Por ello, al referirse al trabajo de D’Arcy Thompson, a quien llama con justicia y concisión “sombra tutelar” de los biomatemáticos, Toño Lazcano afirma: “... al igual que algunos de sus contemporáneos, Thompson estaba convencido de que las formas geométricas de los organismos representaban soluciones optimizadas con las que la materia viva respondía en forma plástica y polifilética ante la acción directa de las fuerzas físicas. Pocos creen eso hoy en día (el subrayado es nuestro)”.

En efecto, los miembros de la corriente dominante no creen eso porque creen otra cosa. Por ejemplo, posiblemente creen que la distribución espacial de las partes de las plantas o la anatomía de los animales son ininteligibles porque la selección natural es un proceso histórico, esencialmente circunstancial, sujeto de puro azar y, por ello, ajeno a principios explicativos generales.

En cambio, el tipo de afirmación thompsoniana que refiere Toño no es la expresión de un elemento doctrinario sino una hipótesis biofísica; es decir, es un enunciado sujeto a refutabilidad. Dadas las condiciones bajo las cuales se supone válido, pueden confrontarse sus consecuencias con la realidad y, de acuerdo a esta confrontación, corregirse o tomarse como una plataforma para plantear hipótesis de mayor alcance explicativo. Por el contrario, las creencias son irrefutables.

Más adelante, Lazcano cita a Stephen Jay Gould: “los trabajos de David Raup con fósiles de gasterópodos y amonites sugieren que en algunos casos (el subrayado es nuestro) es posible explicar la forma de los organismos y sus partes reconociendo la manera en que están determinadas jerárquicamente por unos cuantos factores mucho más sencillos pero interconectados.”

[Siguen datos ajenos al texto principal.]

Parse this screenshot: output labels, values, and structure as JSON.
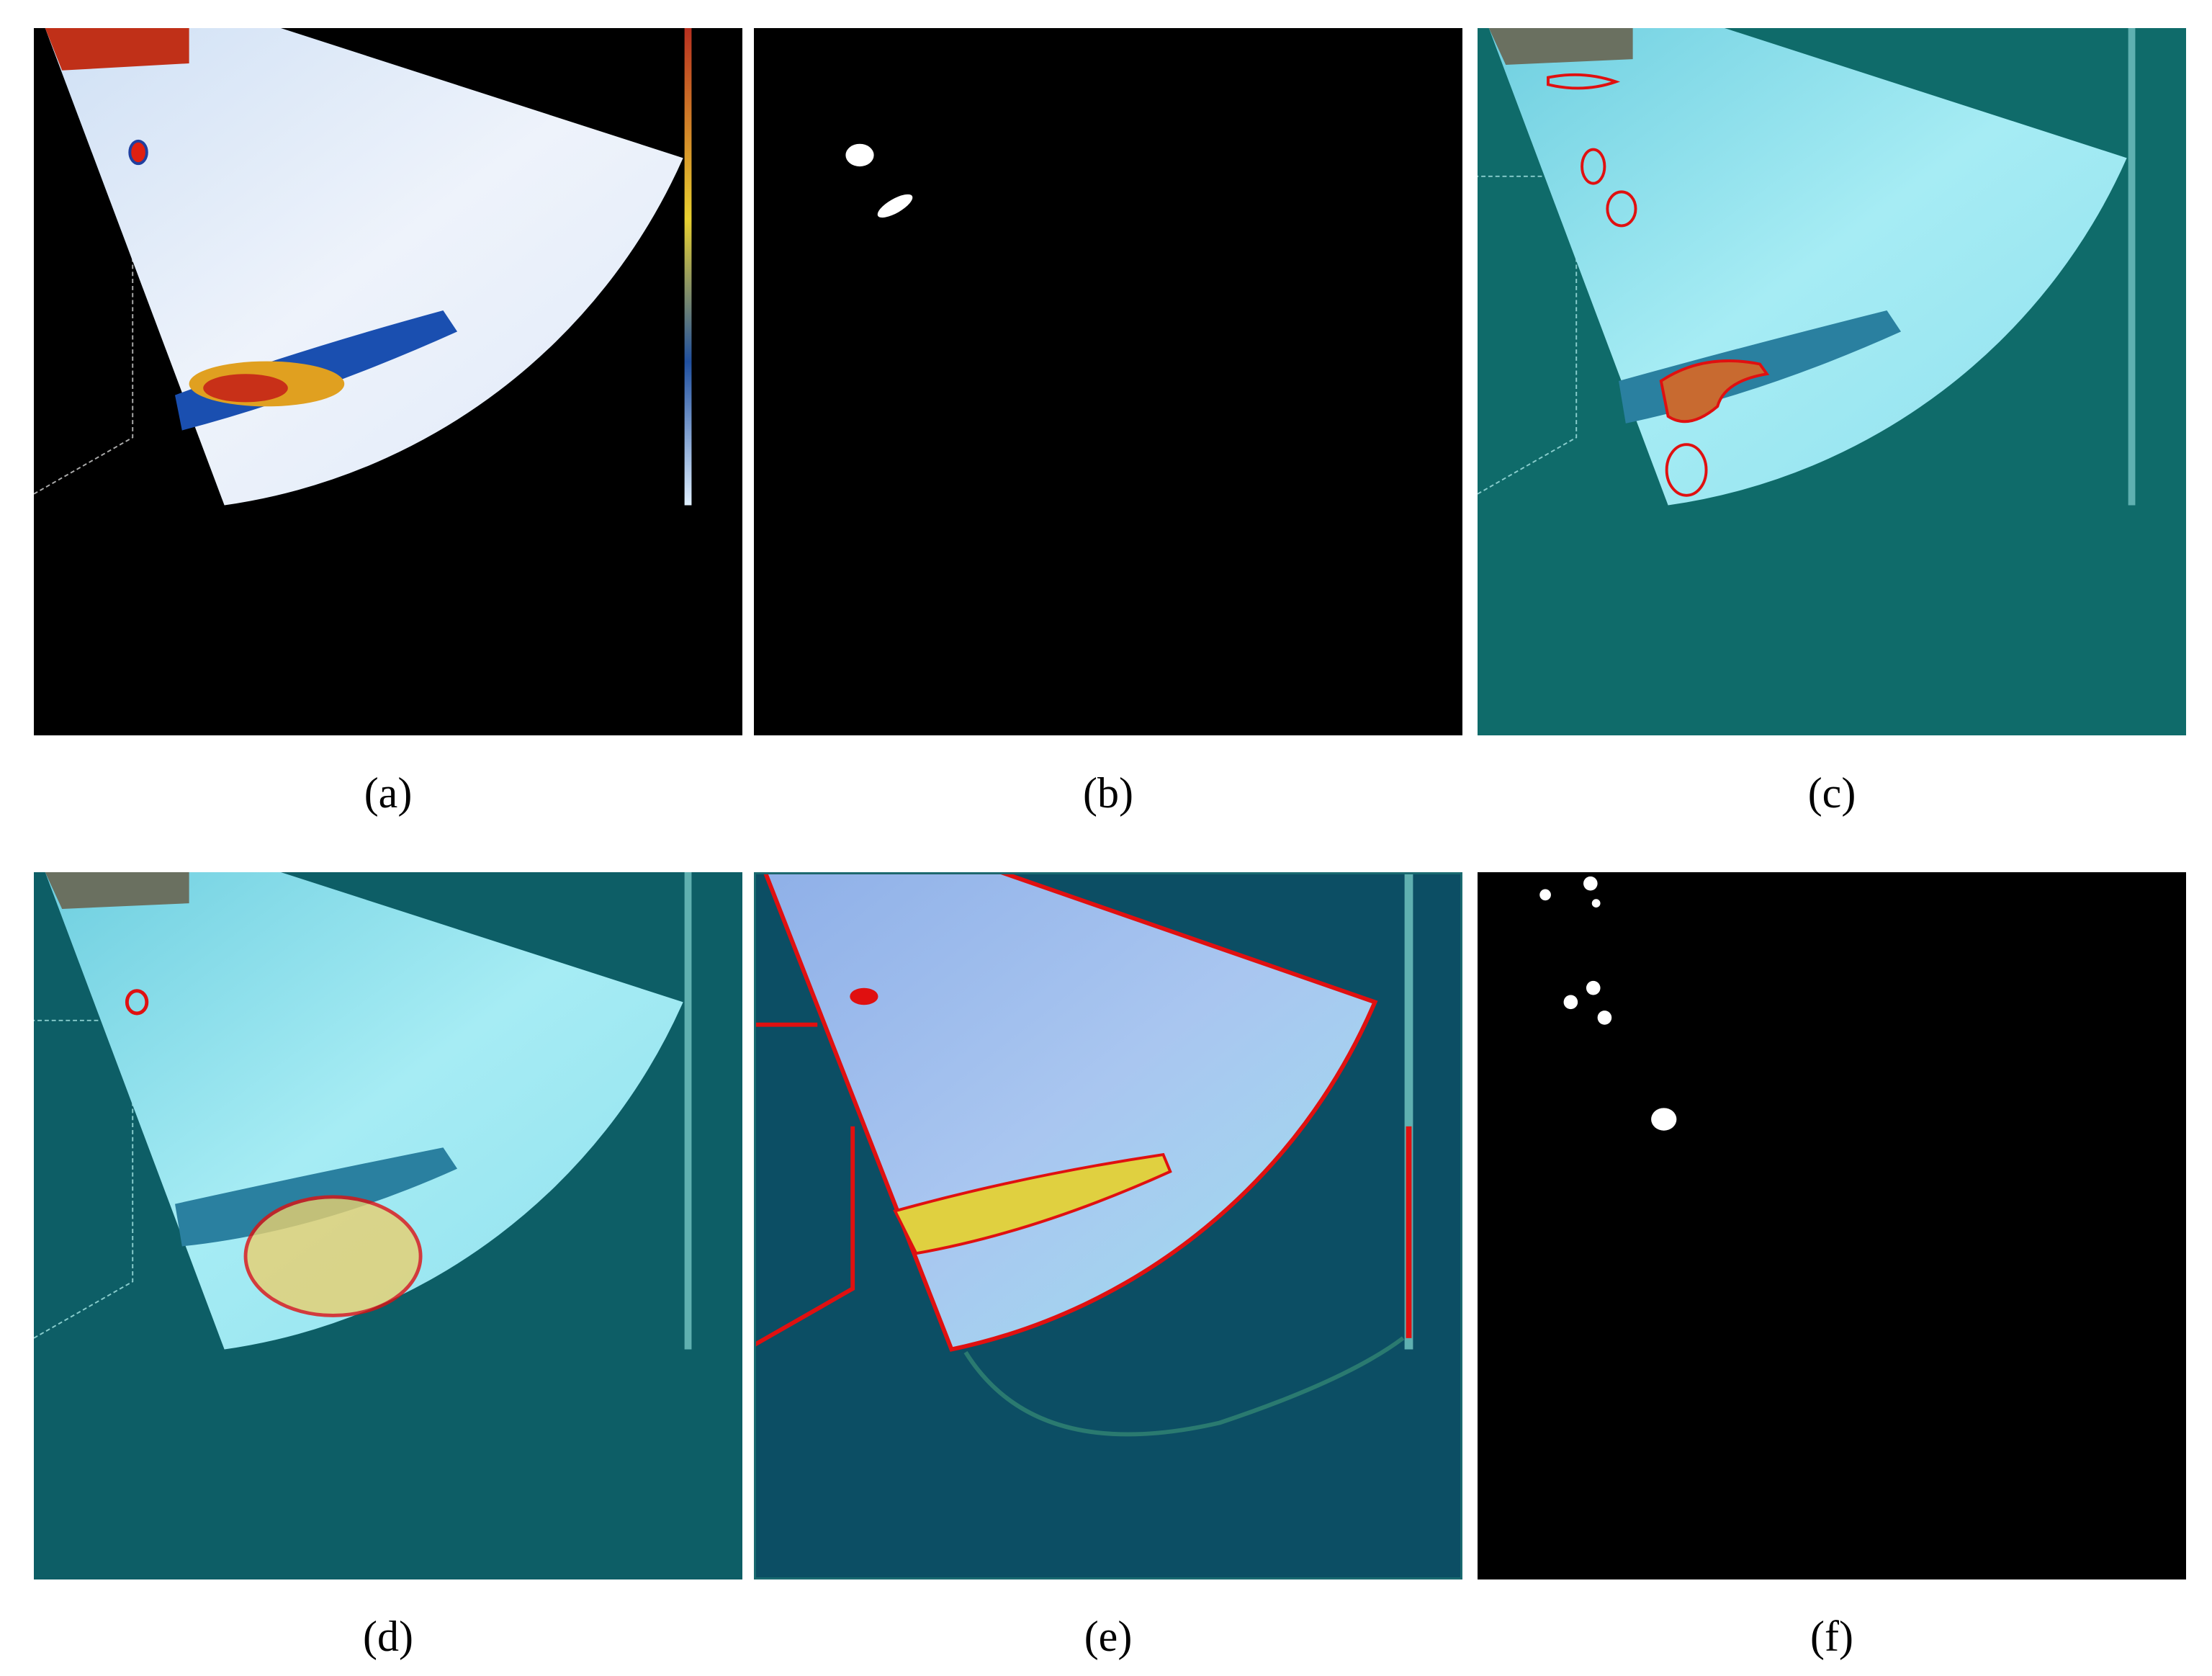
{
  "panels": [
    {
      "label": "(a)"
    },
    {
      "label": "(b)"
    },
    {
      "label": "(c)"
    },
    {
      "label": "(d)"
    },
    {
      "label": "(e)"
    },
    {
      "label": "(f)"
    }
  ]
}
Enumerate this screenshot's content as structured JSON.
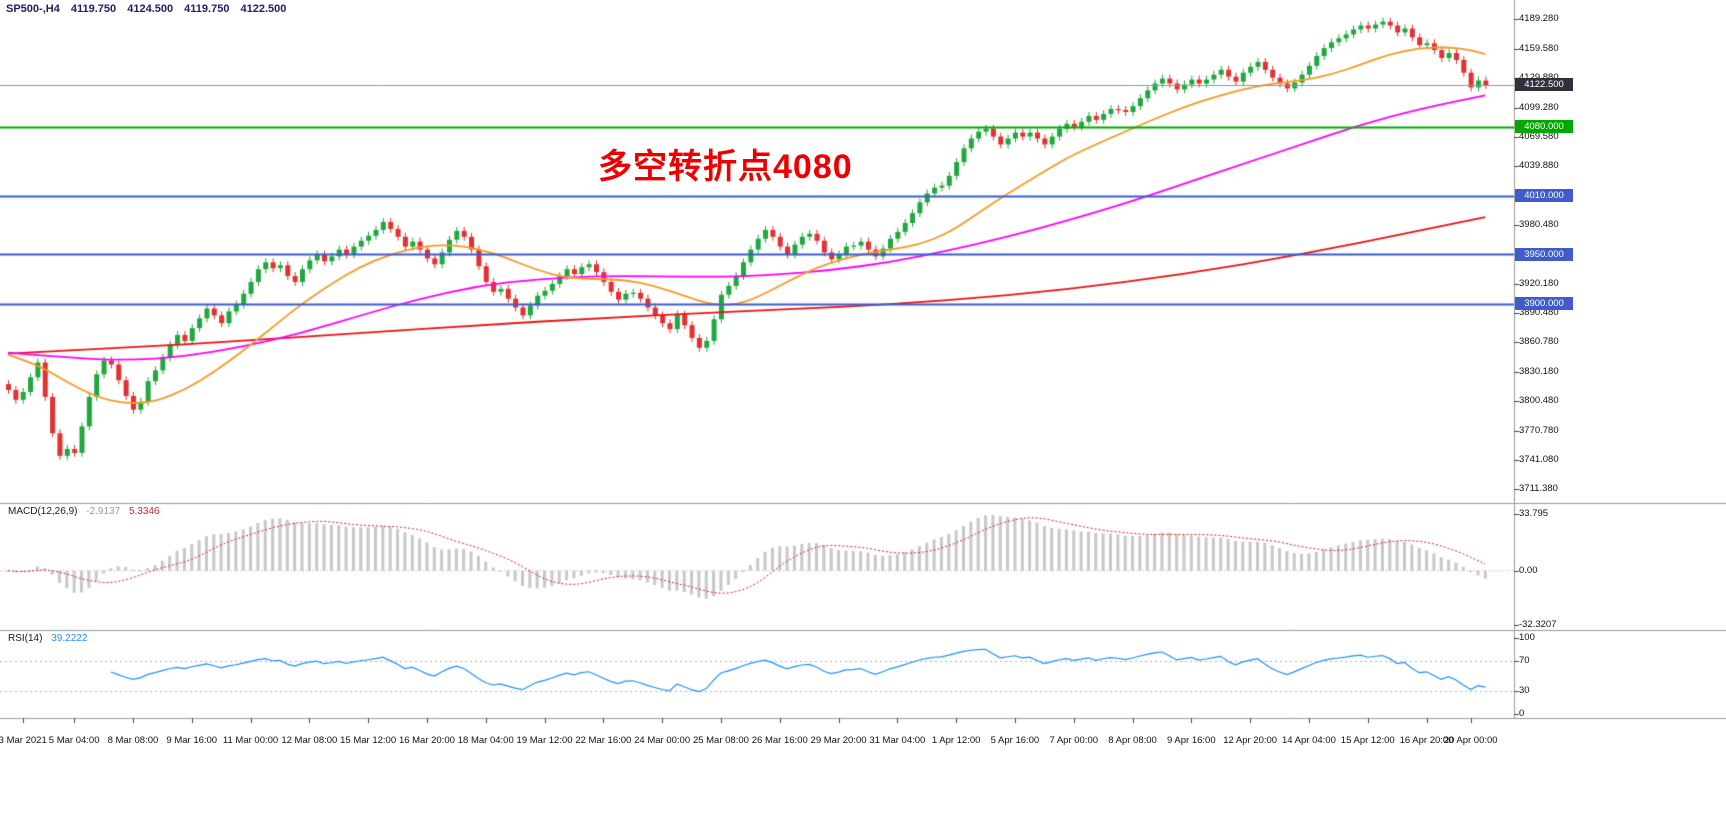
{
  "annotation": {
    "text": "多空转折点4080",
    "color": "#ee0000"
  },
  "chart_data": [
    {
      "type": "candlestick",
      "title": "SP500- H4 candlestick chart, 3 Mar 2021 - 20 Apr 2021",
      "header": {
        "symbol_period": "SP500-,H4",
        "open": "4119.750",
        "high": "4124.500",
        "low": "4119.750",
        "close": "4122.500"
      },
      "xlabel": "",
      "ylabel": "",
      "ylim": [
        3697,
        4209
      ],
      "first_open": 3818,
      "wick": 4,
      "up_color": "#20a83e",
      "down_color": "#e33030",
      "closes": [
        3812,
        3802,
        3810,
        3825,
        3840,
        3805,
        3768,
        3745,
        3752,
        3748,
        3775,
        3805,
        3828,
        3842,
        3838,
        3822,
        3806,
        3792,
        3800,
        3821,
        3832,
        3845,
        3858,
        3868,
        3862,
        3875,
        3885,
        3895,
        3888,
        3880,
        3892,
        3899,
        3910,
        3922,
        3935,
        3942,
        3936,
        3939,
        3928,
        3922,
        3935,
        3944,
        3950,
        3943,
        3948,
        3955,
        3950,
        3958,
        3964,
        3969,
        3975,
        3983,
        3976,
        3968,
        3958,
        3963,
        3955,
        3946,
        3940,
        3952,
        3965,
        3974,
        3968,
        3955,
        3938,
        3922,
        3912,
        3915,
        3905,
        3896,
        3888,
        3898,
        3908,
        3913,
        3920,
        3928,
        3935,
        3930,
        3937,
        3940,
        3932,
        3922,
        3912,
        3904,
        3910,
        3911,
        3905,
        3896,
        3888,
        3880,
        3874,
        3889,
        3878,
        3865,
        3855,
        3862,
        3884,
        3909,
        3918,
        3928,
        3942,
        3955,
        3966,
        3975,
        3968,
        3958,
        3950,
        3960,
        3968,
        3971,
        3964,
        3952,
        3945,
        3950,
        3958,
        3959,
        3963,
        3955,
        3948,
        3956,
        3966,
        3973,
        3982,
        3992,
        4003,
        4012,
        4018,
        4020,
        4030,
        4044,
        4058,
        4068,
        4075,
        4078,
        4070,
        4062,
        4068,
        4074,
        4070,
        4074,
        4068,
        4062,
        4070,
        4078,
        4083,
        4080,
        4085,
        4091,
        4087,
        4093,
        4098,
        4097,
        4095,
        4101,
        4109,
        4117,
        4124,
        4129,
        4124,
        4118,
        4123,
        4128,
        4124,
        4128,
        4133,
        4138,
        4131,
        4126,
        4135,
        4141,
        4146,
        4138,
        4130,
        4124,
        4119,
        4125,
        4133,
        4142,
        4152,
        4160,
        4166,
        4170,
        4174,
        4179,
        4183,
        4180,
        4184,
        4187,
        4183,
        4176,
        4180,
        4171,
        4163,
        4165,
        4158,
        4150,
        4155,
        4148,
        4135,
        4120,
        4127,
        4122.5
      ],
      "overlays": [
        {
          "name": "ma-slow",
          "color": "#ee1111",
          "points": [
            [
              0,
              3849
            ],
            [
              16,
              3855
            ],
            [
              32,
              3862
            ],
            [
              48,
              3870
            ],
            [
              64,
              3878
            ],
            [
              80,
              3885
            ],
            [
              96,
              3891
            ],
            [
              112,
              3896
            ],
            [
              128,
              3903
            ],
            [
              144,
              3914
            ],
            [
              160,
              3930
            ],
            [
              176,
              3950
            ],
            [
              192,
              3974
            ],
            [
              201,
              3988
            ]
          ]
        },
        {
          "name": "ma-mid",
          "color": "#ff00ff",
          "points": [
            [
              0,
              3850
            ],
            [
              8,
              3845
            ],
            [
              16,
              3842
            ],
            [
              24,
              3846
            ],
            [
              32,
              3856
            ],
            [
              40,
              3870
            ],
            [
              48,
              3888
            ],
            [
              56,
              3905
            ],
            [
              64,
              3918
            ],
            [
              72,
              3925
            ],
            [
              80,
              3928
            ],
            [
              88,
              3928
            ],
            [
              96,
              3927
            ],
            [
              104,
              3929
            ],
            [
              112,
              3934
            ],
            [
              120,
              3942
            ],
            [
              128,
              3954
            ],
            [
              136,
              3968
            ],
            [
              144,
              3984
            ],
            [
              152,
              4002
            ],
            [
              160,
              4022
            ],
            [
              168,
              4042
            ],
            [
              176,
              4062
            ],
            [
              184,
              4082
            ],
            [
              192,
              4098
            ],
            [
              201,
              4112
            ]
          ]
        },
        {
          "name": "ma-fast",
          "color": "#f59a23",
          "points": [
            [
              0,
              3848
            ],
            [
              4,
              3838
            ],
            [
              8,
              3820
            ],
            [
              12,
              3805
            ],
            [
              16,
              3798
            ],
            [
              20,
              3800
            ],
            [
              24,
              3812
            ],
            [
              28,
              3830
            ],
            [
              32,
              3852
            ],
            [
              36,
              3876
            ],
            [
              40,
              3900
            ],
            [
              44,
              3920
            ],
            [
              48,
              3938
            ],
            [
              52,
              3950
            ],
            [
              56,
              3958
            ],
            [
              60,
              3960
            ],
            [
              64,
              3956
            ],
            [
              68,
              3946
            ],
            [
              72,
              3934
            ],
            [
              76,
              3926
            ],
            [
              80,
              3925
            ],
            [
              84,
              3924
            ],
            [
              88,
              3918
            ],
            [
              92,
              3908
            ],
            [
              96,
              3898
            ],
            [
              100,
              3900
            ],
            [
              104,
              3914
            ],
            [
              108,
              3930
            ],
            [
              112,
              3942
            ],
            [
              116,
              3950
            ],
            [
              120,
              3955
            ],
            [
              124,
              3960
            ],
            [
              128,
              3972
            ],
            [
              132,
              3992
            ],
            [
              136,
              4012
            ],
            [
              140,
              4030
            ],
            [
              144,
              4048
            ],
            [
              148,
              4062
            ],
            [
              152,
              4075
            ],
            [
              156,
              4088
            ],
            [
              160,
              4100
            ],
            [
              164,
              4110
            ],
            [
              168,
              4118
            ],
            [
              172,
              4124
            ],
            [
              176,
              4127
            ],
            [
              180,
              4133
            ],
            [
              184,
              4143
            ],
            [
              188,
              4154
            ],
            [
              192,
              4160
            ],
            [
              196,
              4161
            ],
            [
              199,
              4158
            ],
            [
              201,
              4154
            ]
          ]
        }
      ],
      "levels": [
        {
          "label": "4122.500",
          "price": 4122.5,
          "line_color": "#8899aa",
          "badge_bg": "#30303c",
          "style": "current"
        },
        {
          "label": "4080.000",
          "price": 4080,
          "line_color": "#00a800",
          "badge_bg": "#00a800",
          "style": "level"
        },
        {
          "label": "4010.000",
          "price": 4010,
          "line_color": "#3f5ccc",
          "badge_bg": "#3f5ccc",
          "style": "level"
        },
        {
          "label": "3950.000",
          "price": 3950,
          "line_color": "#3f5ccc",
          "badge_bg": "#3f5ccc",
          "style": "level"
        },
        {
          "label": "3900.000",
          "price": 3900,
          "line_color": "#3f5ccc",
          "badge_bg": "#3f5ccc",
          "style": "level"
        }
      ],
      "price_ticks": [
        {
          "label": "4189.280",
          "value": 4189.28
        },
        {
          "label": "4159.580",
          "value": 4159.58
        },
        {
          "label": "4129.880",
          "value": 4129.88
        },
        {
          "label": "4099.280",
          "value": 4099.28
        },
        {
          "label": "4069.580",
          "value": 4069.58
        },
        {
          "label": "4039.880",
          "value": 4039.88
        },
        {
          "label": "3980.480",
          "value": 3980.48
        },
        {
          "label": "3920.180",
          "value": 3920.18
        },
        {
          "label": "3890.480",
          "value": 3890.48
        },
        {
          "label": "3860.780",
          "value": 3860.78
        },
        {
          "label": "3830.180",
          "value": 3830.18
        },
        {
          "label": "3800.480",
          "value": 3800.48
        },
        {
          "label": "3770.780",
          "value": 3770.78
        },
        {
          "label": "3741.080",
          "value": 3741.08
        },
        {
          "label": "3711.380",
          "value": 3711.38
        }
      ],
      "time_ticks": [
        {
          "bar": 2,
          "label": "3 Mar 2021"
        },
        {
          "bar": 9,
          "label": "5 Mar 04:00"
        },
        {
          "bar": 17,
          "label": "8 Mar 08:00"
        },
        {
          "bar": 25,
          "label": "9 Mar 16:00"
        },
        {
          "bar": 33,
          "label": "11 Mar 00:00"
        },
        {
          "bar": 41,
          "label": "12 Mar 08:00"
        },
        {
          "bar": 49,
          "label": "15 Mar 12:00"
        },
        {
          "bar": 57,
          "label": "16 Mar 20:00"
        },
        {
          "bar": 65,
          "label": "18 Mar 04:00"
        },
        {
          "bar": 73,
          "label": "19 Mar 12:00"
        },
        {
          "bar": 81,
          "label": "22 Mar 16:00"
        },
        {
          "bar": 89,
          "label": "24 Mar 00:00"
        },
        {
          "bar": 97,
          "label": "25 Mar 08:00"
        },
        {
          "bar": 105,
          "label": "26 Mar 16:00"
        },
        {
          "bar": 113,
          "label": "29 Mar 20:00"
        },
        {
          "bar": 121,
          "label": "31 Mar 04:00"
        },
        {
          "bar": 129,
          "label": "1 Apr 12:00"
        },
        {
          "bar": 137,
          "label": "5 Apr 16:00"
        },
        {
          "bar": 145,
          "label": "7 Apr 00:00"
        },
        {
          "bar": 153,
          "label": "8 Apr 08:00"
        },
        {
          "bar": 161,
          "label": "9 Apr 16:00"
        },
        {
          "bar": 169,
          "label": "12 Apr 20:00"
        },
        {
          "bar": 177,
          "label": "14 Apr 04:00"
        },
        {
          "bar": 185,
          "label": "15 Apr 12:00"
        },
        {
          "bar": 193,
          "label": "16 Apr 20:00"
        },
        {
          "bar": 199,
          "label": "20 Apr 00:00"
        }
      ]
    },
    {
      "type": "macd",
      "label": "MACD(12,26,9)",
      "current_main": "-2.9137",
      "current_signal": "5.3346",
      "params": [
        12,
        26,
        9
      ],
      "source": "chart_data.0.closes",
      "ylim": [
        -35,
        40
      ],
      "histogram_color": "#c8c8c8",
      "signal_color": "#e02020",
      "ticks": [
        {
          "label": "33.795",
          "value": 33.795
        },
        {
          "label": "0.00",
          "value": 0
        },
        {
          "label": "-32.3207",
          "value": -32.3207
        }
      ]
    },
    {
      "type": "rsi",
      "label": "RSI(14)",
      "current": "39.2222",
      "period": 14,
      "source": "chart_data.0.closes",
      "ylim": [
        -5,
        110
      ],
      "line_color": "#1e90ff",
      "levels": [
        70,
        30
      ],
      "ticks": [
        {
          "label": "100",
          "value": 100
        },
        {
          "label": "70",
          "value": 70
        },
        {
          "label": "30",
          "value": 30
        },
        {
          "label": "0",
          "value": 0
        }
      ]
    }
  ]
}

Y nosotros llamamos la atención sobre el subrayado precautorio: si es posible la explicación en algunos casos ¿qué invalida la posibilidad de que sean factores sencillos interconectados los que gobiernen, en general, la arquitectura de todos los seres vivos? Nuevamente, sólo la creencia de que eso no puede ser porque es de otra manera y una vez montados en la fe, lo de menos es ver ventajas adaptativas por todos lados.

A despecho de la reconvención airada del mismo Darwin que en la edición de 1872 de El origen de las especies advirtió que él no sostenía tal cosa,2 los neodarwinistas afirman que todos los rasgos que están presentes en la morfología de una especie tienen que verse como el resultado de la combinación de un cambio en el medio ambiente, que habría reducido la probabilidad de sobrevivencia de unos ancestros e incrementado la de otros, convirtiéndolos en los más aptos y en los únicos capaces de dejar descendientes.

En esta visión no caben las limitaciones estructurales, físicas y químicas naturalmente impuestas sobre cualquier dinámica evolutiva. El mismo Stephen Jay Gould ha dicho que las historias adaptativas podrían llevar a decir —como el famoso doctor Pangloss de la novela volteriana— que “las narices de los seres humanos están hechas no para respirar, sino para portar los anteojos sobre ellas”.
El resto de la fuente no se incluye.